En tout cas, il semblait satisfait des soins prodigués, et… Ah oui ! Il l’avait revu une nouvelle fois, en dehors du bistrot. Il traînait dans un parc public, non loin de là, et était alors beaucoup moins bavard. Plutôt étrange, d’ailleurs, comme absent. Mais c’était la boisson qui le mettait dans cet état. Il avait toutefois suffisamment changé pour que Norbert lui adressât la parole. L’homme avait souri, et l’éclat de ses dents avait alors tellement surpris Norbert qu’il avait eu un mouvement de recul. Voilà pourquoi il s’en souvenait, à présent. Il avait songé que le dentiste avait fait un sacré bon boulot sur un matériau dans un état déplorable ! Norbert avait paru y porter suffisamment d’intérêt pour que le propriétaire de la dentition toute neuve ricane à pleine bouche, augmentant le malaise incompréhensible de Norbert.

Alors, sans qu’il puisse consciemment réagir, l’homme avait griffonné sur un bout de papier quelques signes cabalistiques représentant sans doute les coordonnées du réparateur et l’avait tendu à Norbert. Celui-ci se souvenait à présent de l’effort qu’il avait fourni pour tendre la main, et du frisson qui l’avait saisi au contact de l’autre. Glacé. Moite et sec à la fois. Non-vivant. Pas tout à fait mort. Bizarre. Gênant. Inhabituel. Bref, malsain et repoussant, mais quelque part morbidement attirant. Des sensations complexes que Norbert n’avait pas eu le temps d’approfondir, car l’homme s’était détourné et était reparti comme il était venu. Ils ne s’étaient plus jamais revus depuis.

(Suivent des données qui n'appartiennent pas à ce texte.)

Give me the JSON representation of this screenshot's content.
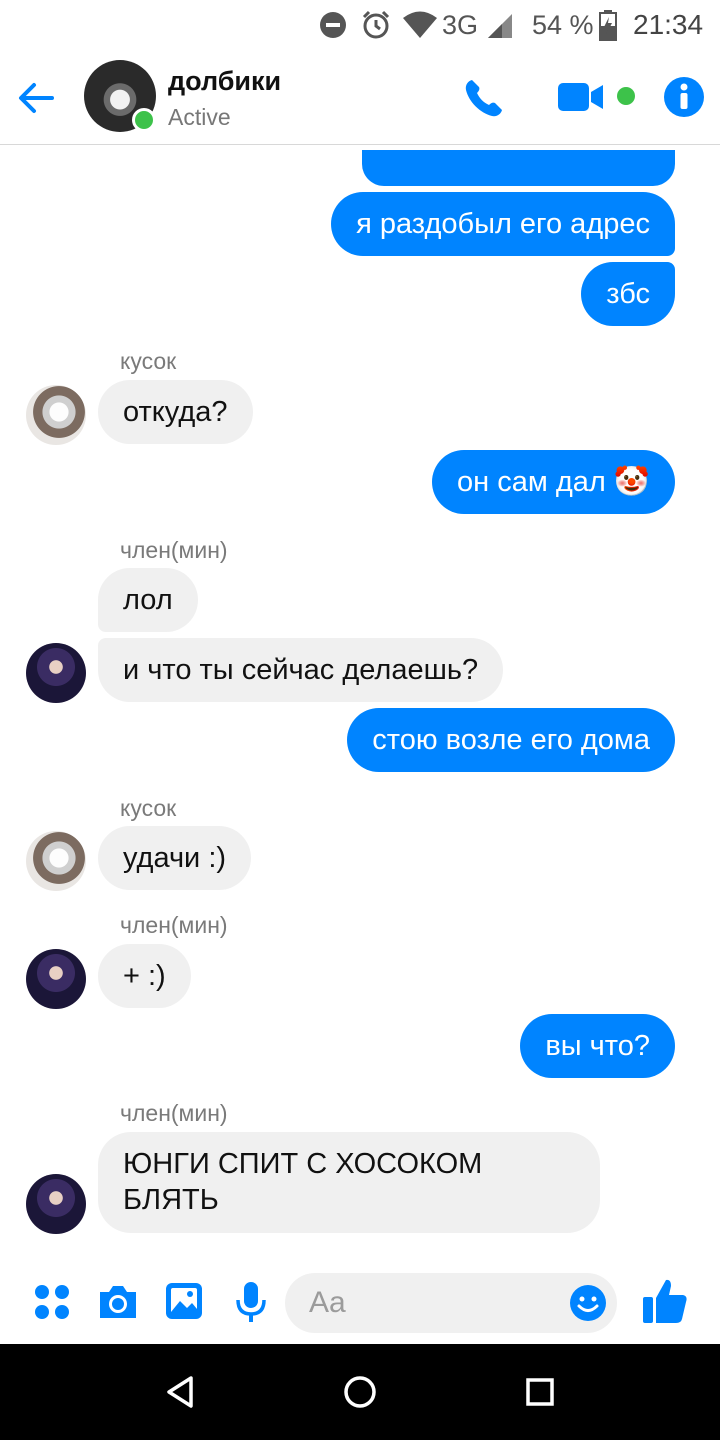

Ce papier ! Réfléchissons ! Que diable en avait-il fait ? Jeté, probablement, comme si l’objet lui brûlait la main ! Pourtant, il ne lui semblait pas. Il était resté sans réagir, là, debout et le bras à moitié tendu, avant de secouer la tête, d’oublier l’incident, et de continuer son chemin. L’avait-il machinalement empoché ? C’était possible ! Si seulement… Norbert bondit sans égards pour sa dent qui protesta énergiquement. Il se contenta de répondre par une grimace et se précipita sur sa maigre garde-robe, bouleversant ses quelques piles d’habits et retournant chaque poche.

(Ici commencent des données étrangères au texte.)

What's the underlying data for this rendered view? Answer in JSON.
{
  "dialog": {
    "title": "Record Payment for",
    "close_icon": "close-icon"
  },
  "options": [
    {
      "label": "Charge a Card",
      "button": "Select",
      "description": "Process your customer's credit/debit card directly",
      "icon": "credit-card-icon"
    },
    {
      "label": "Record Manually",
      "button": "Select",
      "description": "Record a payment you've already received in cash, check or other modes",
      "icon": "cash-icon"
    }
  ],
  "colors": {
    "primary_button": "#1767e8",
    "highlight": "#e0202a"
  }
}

De longues minutes passèrent, sans résultat, et Norbert se laissa glisser sur le sol, désespéré. Rien. Il avait certainement jeté ce maudit papier ! Quelle désolation ! Quelle malchance ! Il en pleura de dépit, mais cela n’apporta rien de nouveau. A bout de ressources, il moucha dans un débris tiré de sa poche son nez qui lui aussi, commençait à être douloureux. Brusquement il loucha sur le morceau infâme et gluant qu’il tenait contre son appendice. Quelques traits au crayon disparaissaient sous une matière innommable. Sans terminer de se moucher, il regarda, incrédule l’objet qu’il avait sorti de son pantalon. Il avait tout fouillé en vain, se pouvait-il que… Il avait peur d’une désillusion qui annihilerait son dernier espoir. Il essuya tant bien que mal le papier maculé, et déchiffra péniblement les mots qui y étaient inscrits. Il s’agissait effectivement d’une adresse ! Sans doute aucun l’adresse salvatrice ! Après plusieurs essais, il réussit à lire les lettres à moitié effacées. Et c’était tout à côté ! Là, deux ou trois rues plus loin ! Sauvé ! La vie et l’avenir lui apparurent brusquement d’un tendre rose bonbon.

Il serra contre son cœur le parchemin béni, et savoura d’avance le soulagement futur de son mal.

Mais pourquoi attendre ? Pourquoi ? Il était tôt, très tôt même, mais cela n’avait aucune importance ! Si ce dentiste était un tant soit peu humain, il comprendrait l’urgence ! Sinon, et bien, Norbert se sentait d’humeur à l’étrangler, tout en lui soufflant son haleine fétide en plein visage ! Il marcha, courut, vola, bousculant les rares passants déjà dehors. Hirsute, débraillé, il n’avait pas pris le temps de se nettoyer tant il se sentait heureux du dénouement proche, et se moquait que l’on s’écarta autant de son passage.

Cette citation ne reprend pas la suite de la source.